Fratres: Gaudete in Domino semper: iterum dico, gaudete. Modestia vestra nota sit omnibus hominibus: Dominus prope est. Nihil soliciti sitis: sed in omni oratione, et obsecratione, cum gratiarum actione, petitiones vestrae innotescant apud Deum. Et pax Dei, quæ exsuperat omnem sensum, custodiat corda vestra et intelligentias vestras, in Christo Iesu Domino nostro. (Epistle for the Third Sunday in Advent, Philippians iv, 4-7: Brethren, Rejoice in the Lord always: again I say, rejoice. Let your modesty be known to all men. The Lord is nigh. Be nothing solicitous: but in every thing, by prayer and supplication, with thanksgiving, let your petitions be made known to God. And the peace of God, which surpasseth all understanding, keep your hearts and minds in Christ Jesus our Lord.)
"Blessed they that mourn," and "woe unto them that laugh" (Matt. v. 4; Luke vi. 25), says Christ. How then does Paul say, "Rejoice in the Lord always"? "Woe to them that laugh," said Christ, the laughter of this world which arises from the things which are present. He blessed also those that mourn, not simply for the loss of relatives, but those who are pricked at heart, who mourn their own faults, and take count of their own sins, or even those of others.
This joy is not contrary to that grief, but from that grief it too is born. For he who grieves for his own faults, and confesses them, rejoices. Moreover, it is possible to grieve for our own sins, and yet to rejoice in Christ. Since then they were afflicted by their sufferings, "for to you it is given not only to believe in him, but also to suffer for him" (Phil. i. 29), therefore he says, "Rejoice in the Lord", for this can but mean: if you exhibit such a life that you may rejoice. ... If scourging and bonds, which seem to be the most grievous of all things, bring forth joy, what else will be able to produce grief in us?
"Again I say, Rejoice." Well has he repeated. For since the nature of the things brought forth grief, he shows by repeating, that they should by all means rejoice.
..."Be nothing solicitous." The judgment is already at hand, when these things shall be reversed. "Be nothing solicitous": if you are kindly affected toward those who prepare evil against you, yet it shall not at last turn out to their profit. Already the reward is at hand, if poverty, if death, if aught else that is terrible be upon you. "but in every thing, by prayer and supplication, with thanksgiving, let your petitions be made known to God." There is this for one consolation, "the Lord is nigh."...

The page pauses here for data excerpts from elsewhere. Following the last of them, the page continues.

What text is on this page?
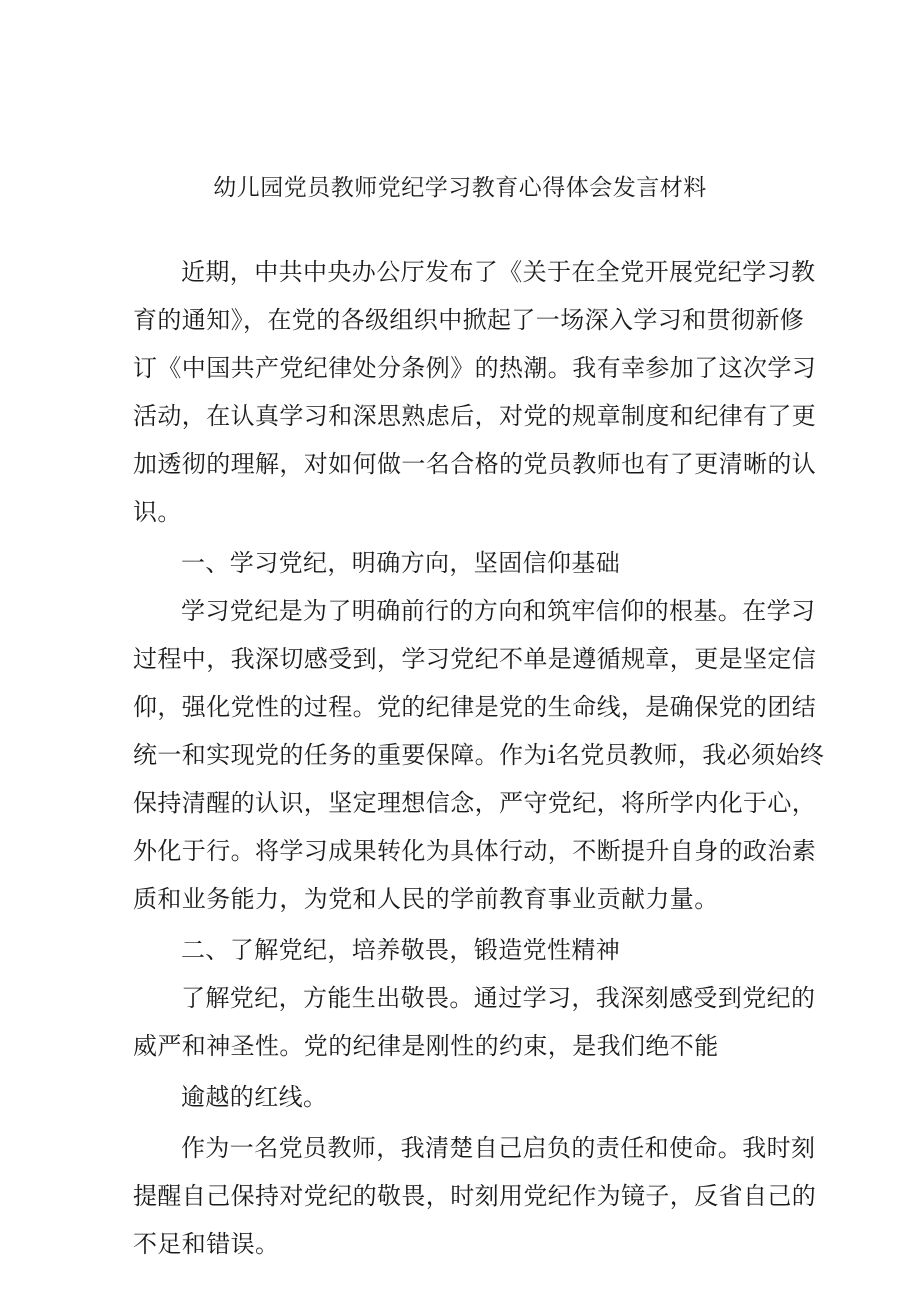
幼儿园党员教师党纪学习教育心得体会发言材料
近期，中共中央办公厅发布了《关于在全党开展党纪学习教
育的通知》，在党的各级组织中掀起了一场深入学习和贯彻新修
订《中国共产党纪律处分条例》的热潮。我有幸参加了这次学习
活动，在认真学习和深思熟虑后，对党的规章制度和纪律有了更
加透彻的理解，对如何做一名合格的党员教师也有了更清晰的认
识。
一、学习党纪，明确方向，坚固信仰基础
学习党纪是为了明确前行的方向和筑牢信仰的根基。在学习
过程中，我深切感受到，学习党纪不单是遵循规章，更是坚定信
仰，强化党性的过程。党的纪律是党的生命线，是确保党的团结
统一和实现党的任务的重要保障。作为i名党员教师，我必须始终
保持清醒的认识，坚定理想信念，严守党纪，将所学内化于心，
外化于行。将学习成果转化为具体行动，不断提升自身的政治素
质和业务能力，为党和人民的学前教育事业贡献力量。
二、了解党纪，培养敬畏，锻造党性精神
了解党纪，方能生出敬畏。通过学习，我深刻感受到党纪的
威严和神圣性。党的纪律是刚性的约束，是我们绝不能
逾越的红线。
作为一名党员教师，我清楚自己启负的责任和使命。我时刻
提醒自己保持对党纪的敬畏，时刻用党纪作为镜子，反省自己的
不足和错误。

"And the peace of God, which surpasseth all understanding, keep your hearts and minds in Christ Jesus." What does this mean? "The peace of God" which He has wrought toward men, surpasses all understanding. For who could have expected, who could have hoped, that such good things would have come? They exceed all man's understanding, not his speech alone. For His enemies, for those who hated Him, for those who determined to turn themselves away, for these, he refused not to deliver up His Only Begotten Son, that He might make peace with us.